If somebody is to say that transition from emergency to normalcy will be a gradual, step by step process, there seems no sign of such a transition from the side of the Sri Lankan polity. The Executive Presidency, the mother of most of evils in Sri Lanka with its wide ambit of powers continues to grow while slashing on transparency and accountability. Even though the original idea behind the 18th amendment was to improve accountability facilitating the President to attend the parliament and participate in debates, the ad-hoc manner of its practice can explain the actual ground reality.

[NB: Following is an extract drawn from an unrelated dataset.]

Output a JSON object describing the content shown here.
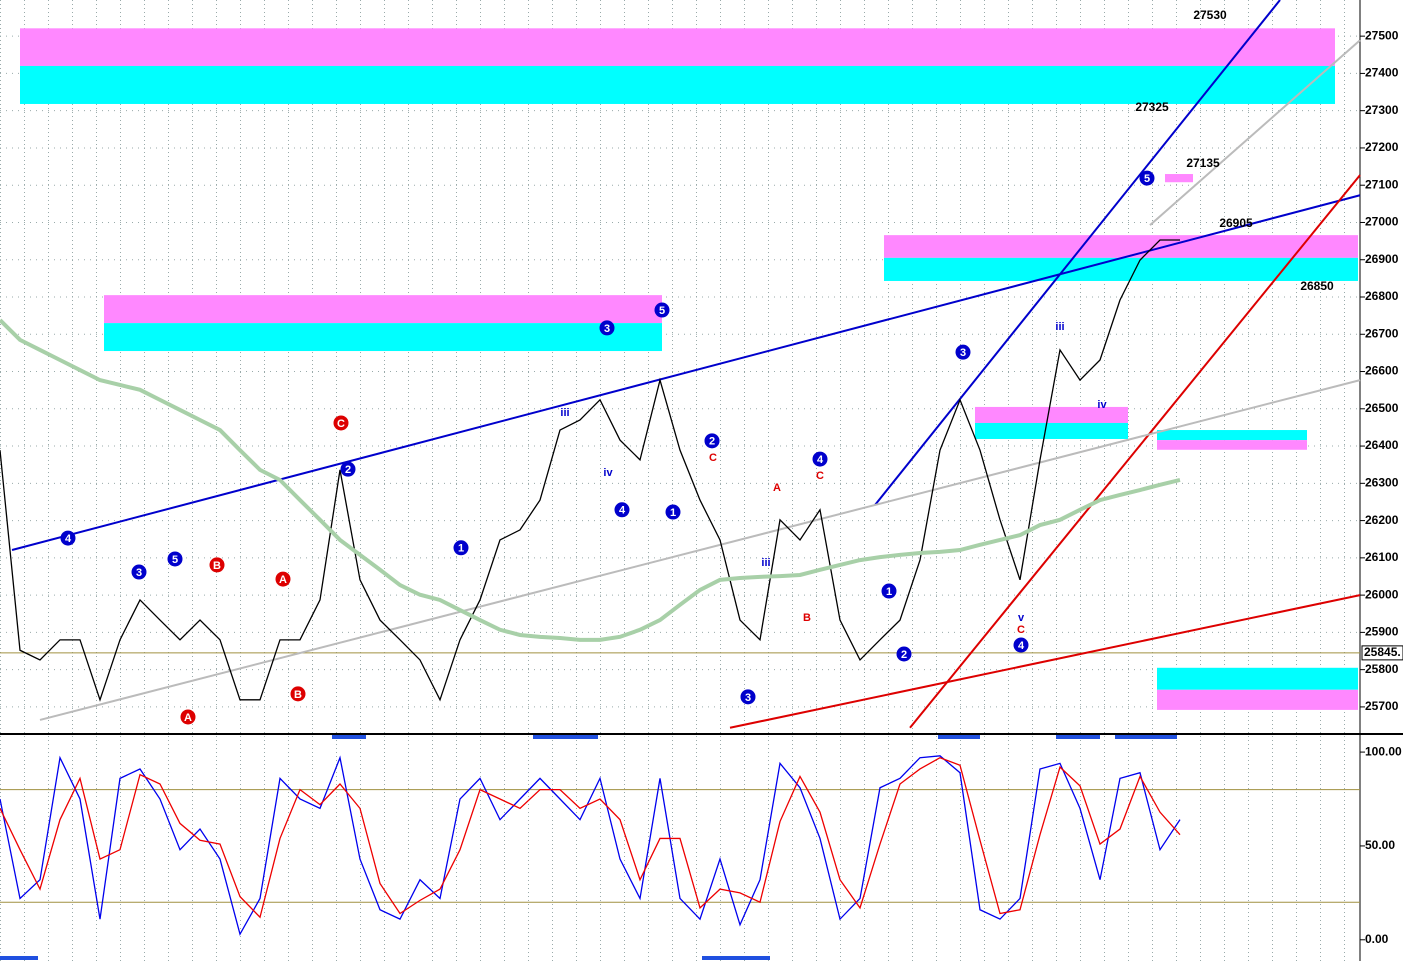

One may presume that a state which has being socialised, internalised under emergency, which is accustomed to execute its day-to-day activities through a securitised discourse, in consequence undergoing a transformation of its identity and character, would find it difficult to survive in a state of normalcy. In such a situation, the state would have no other alternative except to maintain the environment by various overt and covert tactics and policies. Therefore, the attempt of the Sri Lankan government to replace emergency laws with another set of laws under a different name, yet meant to do the same task is not surprising. State of emergency is not only a particular set of laws. Removing emergency regulations while continuing with militarisation and a massive project of policing in socio-cultural arenas do not indicate a journey towards normalcy.

[1] Agamben, Giorgio, (2005) State of Exception, The University of Chicago Press: Chicago and London.